Another safety feature of the CRISPR / Cas9 system for gene editing is the mop effect. Find the highest scoring off-target site based on the sgRNA sequence targeting SHP-1 on www.crispr.mit.edu. Finally, the top ten sites with the highest scores were selected as potential off-target sites (Figure 6b). The first four potential off-target sites were further detected by PCR and T7EN1. T7EN1 digestion analysis (Figure 6c) showed no off-target effect at the corresponding site.
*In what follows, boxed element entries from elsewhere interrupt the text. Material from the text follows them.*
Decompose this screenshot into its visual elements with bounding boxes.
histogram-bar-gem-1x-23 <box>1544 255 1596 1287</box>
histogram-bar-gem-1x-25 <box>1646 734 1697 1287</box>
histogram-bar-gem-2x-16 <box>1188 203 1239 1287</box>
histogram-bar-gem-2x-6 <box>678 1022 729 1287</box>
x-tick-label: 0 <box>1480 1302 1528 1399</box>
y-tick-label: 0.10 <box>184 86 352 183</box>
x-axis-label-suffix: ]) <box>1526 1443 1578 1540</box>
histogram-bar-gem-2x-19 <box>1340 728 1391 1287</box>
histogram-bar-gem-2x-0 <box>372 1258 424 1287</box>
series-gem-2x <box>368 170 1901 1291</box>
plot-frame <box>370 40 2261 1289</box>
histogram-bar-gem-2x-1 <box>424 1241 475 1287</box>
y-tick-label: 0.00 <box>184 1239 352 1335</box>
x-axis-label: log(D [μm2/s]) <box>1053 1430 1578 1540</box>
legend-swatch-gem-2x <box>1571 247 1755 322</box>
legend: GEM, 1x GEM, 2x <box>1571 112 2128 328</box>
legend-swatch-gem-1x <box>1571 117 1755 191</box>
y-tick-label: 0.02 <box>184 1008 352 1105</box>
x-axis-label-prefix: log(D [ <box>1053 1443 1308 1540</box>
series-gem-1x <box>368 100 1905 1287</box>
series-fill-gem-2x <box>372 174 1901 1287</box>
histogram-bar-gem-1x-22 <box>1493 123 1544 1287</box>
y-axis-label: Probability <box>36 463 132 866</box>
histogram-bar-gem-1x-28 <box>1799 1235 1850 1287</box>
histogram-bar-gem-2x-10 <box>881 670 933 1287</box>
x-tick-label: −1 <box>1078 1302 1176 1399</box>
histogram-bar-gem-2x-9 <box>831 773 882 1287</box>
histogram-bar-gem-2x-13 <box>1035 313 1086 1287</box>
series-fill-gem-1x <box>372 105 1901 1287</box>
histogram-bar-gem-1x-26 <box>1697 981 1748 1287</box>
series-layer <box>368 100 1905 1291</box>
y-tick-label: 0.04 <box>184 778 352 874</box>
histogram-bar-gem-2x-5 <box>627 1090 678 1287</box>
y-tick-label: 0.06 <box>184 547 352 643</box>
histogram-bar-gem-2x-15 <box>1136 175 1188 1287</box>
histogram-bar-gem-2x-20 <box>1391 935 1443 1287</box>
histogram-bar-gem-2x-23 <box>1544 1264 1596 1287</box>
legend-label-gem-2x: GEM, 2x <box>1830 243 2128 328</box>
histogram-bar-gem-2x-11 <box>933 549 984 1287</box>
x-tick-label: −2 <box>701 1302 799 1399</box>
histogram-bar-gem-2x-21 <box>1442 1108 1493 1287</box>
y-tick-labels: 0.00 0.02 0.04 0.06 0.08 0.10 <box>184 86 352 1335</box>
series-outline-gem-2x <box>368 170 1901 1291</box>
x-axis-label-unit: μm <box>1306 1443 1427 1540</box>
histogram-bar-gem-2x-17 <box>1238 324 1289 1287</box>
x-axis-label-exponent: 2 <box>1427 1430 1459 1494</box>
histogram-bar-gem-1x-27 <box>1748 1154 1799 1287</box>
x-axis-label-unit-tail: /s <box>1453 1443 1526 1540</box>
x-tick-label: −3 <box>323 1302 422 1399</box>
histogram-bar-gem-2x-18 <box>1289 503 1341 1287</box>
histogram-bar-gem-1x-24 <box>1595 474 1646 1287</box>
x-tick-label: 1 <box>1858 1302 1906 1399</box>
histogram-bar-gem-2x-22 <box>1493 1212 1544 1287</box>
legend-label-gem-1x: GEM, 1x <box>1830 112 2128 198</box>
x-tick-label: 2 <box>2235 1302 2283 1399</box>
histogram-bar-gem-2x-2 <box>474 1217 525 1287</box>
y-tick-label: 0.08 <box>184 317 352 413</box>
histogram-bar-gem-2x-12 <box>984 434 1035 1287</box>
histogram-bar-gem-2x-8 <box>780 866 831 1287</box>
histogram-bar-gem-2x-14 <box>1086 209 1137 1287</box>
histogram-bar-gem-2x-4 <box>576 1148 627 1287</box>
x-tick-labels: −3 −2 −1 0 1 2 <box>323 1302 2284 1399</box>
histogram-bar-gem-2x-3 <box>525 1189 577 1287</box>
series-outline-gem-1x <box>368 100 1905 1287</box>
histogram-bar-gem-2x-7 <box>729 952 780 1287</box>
Experimental data show that the system of the present invention has good security.

Other CAR T cells can be constructed in a similar way without creative effort.

Claims

T cells that efficiently kill tumor cells are characterized in that the SHP-1 gene of the T cells is endogenously silenced.
The T cell according to claim 1, wherein the SHP-1 gene of the T cell or a regulatory gene thereof is at least partially knocked out.
The T cell according to claim 1, wherein the third exon of the SHP-1 gene of the T cell is knocked out.
The T cell according to any one of claims 1 to 3, wherein the T cell is a CAR-T cell.
The T cell according to claim 4, characterized in that: CAR-T cells include CD133 CAR T, CD19 CAR T, CD20 CAR T, BMSA CAR T, MSLN CAR T, EGFRVIII CAR T, Her2 CAR T, GD2 CAR T , CEA CAR T.
The method for constructing T cells according to claim 1, comprising introducing into the T cells plasmid DNA expressing Cas9 and sgRNA, Cas9 protein or sgRNA-Cas9 protein complex, and knocking out at least part of the sequence of SHP-1 or at least part of the expression control sequence Endogenous silencing of the SHP-1 gene.
The method according to claim 6, characterized in that the sgRNA sequence targets the third exon of the SHP-1 gene.
The method according to claim 6 or 7, characterized in that the CAR-T cells include CD19 CART, CD20 CART, BMSA CART, MSLN CART, EGFRVIIICART, Her2 CART, GD2CART, CEACAR T.
A method for treating a tumor includes the following steps:

1) Isolate T cells from tumor patients;

2) CAR modification of T cells and endogenous silencing of SHP-1 gene in T cells;

3) Transfuse the transformed T cells into the patient.
The method according to claim 9, wherein the SHP-1 gene of T cells or a regulatory gene thereof is at least partially knocked out.
The method according to claim 9, wherein the third exon of the SHP-1 gene of the T cell is knocked out.
The method according to any one of claims 9 to 11, wherein the CAR modification is selected from the group consisting of CD133, CD19, CD20, BMSA, MSLN, EGFRVIII, Her2, GD2, and CEA modifications.